STEP 4: INSTALL MODULES AND LIBRARIES
To run your bots, you’ll need to install any modules, packages, or libraries that they need.
First, make sure everything is up to date by running these two commands:
sudo apt-get update and sudo apt-get dist-upgrade
These will update your OS and installed packages – it may take a while, so now’s a good time to take a little break :)
All my bots run using Python, and if yours do too I suggest installing pip :
- Type sudo apt-get install python-setuptools
- Then install pip using sudo easy_install pip
Using pip and easy_install , you can install most packages. Other tools should be installed as needed. I particularly use python-twitter , tweepy , nltk , and pattern , all of which can be installed using pip .
STEP 5: MOVE YOUR BOTS
SSH is great, but it can’t be used to move files from one computer to another. You could drop your files onto a thumb drive, plug it into the Pi, and use some command-line magic to move the files, but that’s complicated! Instead, we can connect to the Pi via Secure File Transfer Protocol (SFTP), similar to how you upload files to a web server.
- Open your FTP client of choice – above is a screenshot using Transmit, which is not free like Filezilla, but has a very good, easy to use interface. Filezilla and other FTP programs are very similar.

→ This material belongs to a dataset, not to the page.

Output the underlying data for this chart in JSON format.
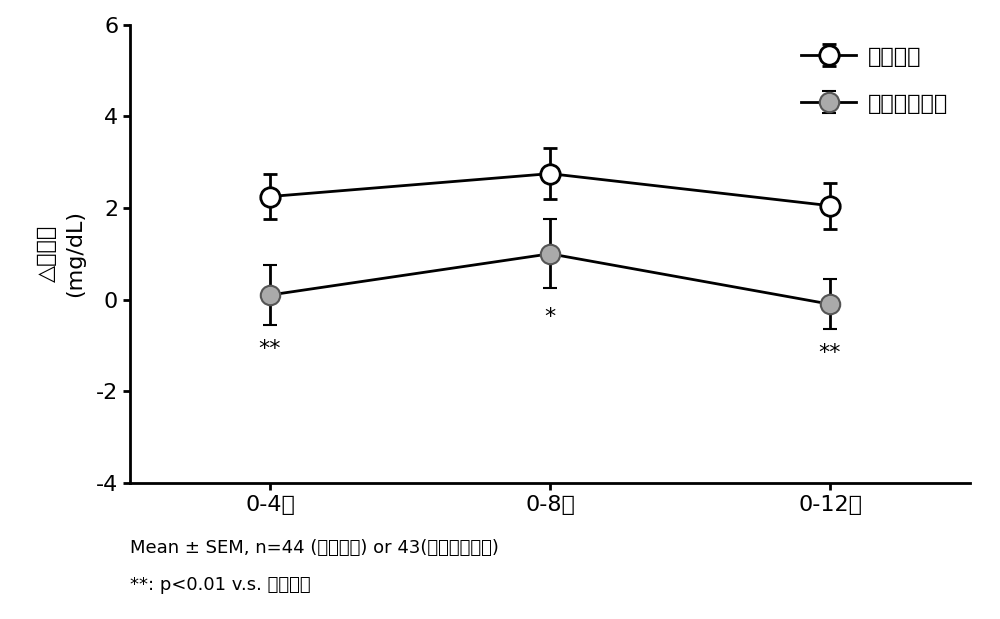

- Choose to connect via SFTP, then enter the following information:
Server : <username>@raspberrypi , or the IP address of your Pi (same as SSH above)
Username/password : the username and password we’ve been using above
- You’re connected! Make a new folder on the Desktop for your bots (or wherever you’d like) and drag-and-drop your files from your hard-drive.
STEP 6: SET UP AUTOMATIC POSTING
Last step! We now want to make our bot run automatically at a set interval. To do that, we have to edit the crontab , a system file for automating.
- Using SSH, type crontab -e to edit the file in Nano (the same editor used above to enable auto-login)
- Scroll down to the bottom and type a cron configuration (more info below). For example:
0 * * * * python ~/Desktop/Bots/MySuperCoolBot/MySuperCoolBot.py
- Hit control-X to exit, then Y followed by Enter to save the crontab
Cron commands can take a little getting used to. The above commands runs a python script called MySuperCoolBot.py located in the Bots folder on the Desktop once per hour on the hour. The five places (specified by numbers or an asterix) set minute (0–59), hour (0–23), day of month (1–31), month (1–12), and day of week (0/Sunday–6/Saturday).
A few more examples (from this great tutorial):
- To run a bot every six hours on the hour:
0 */6 * * * python ~/Desktop/Bots/MySuperCoolBot/MySuperCoolBot.py
- To run a bot every day at 6:30pm:
30 18 * * * python ~/Desktop/Bots/MySuperCoolBot/MySuperCoolBot.py
- To run a bot at 8:00pm on weekdays only:
0 20 * * 1-5 python ~/Desktop/Bots/MySuperCoolBot/MySuperCoolBot.py
STEP 7: SIT BACK AND WATCH YOUR BOTS!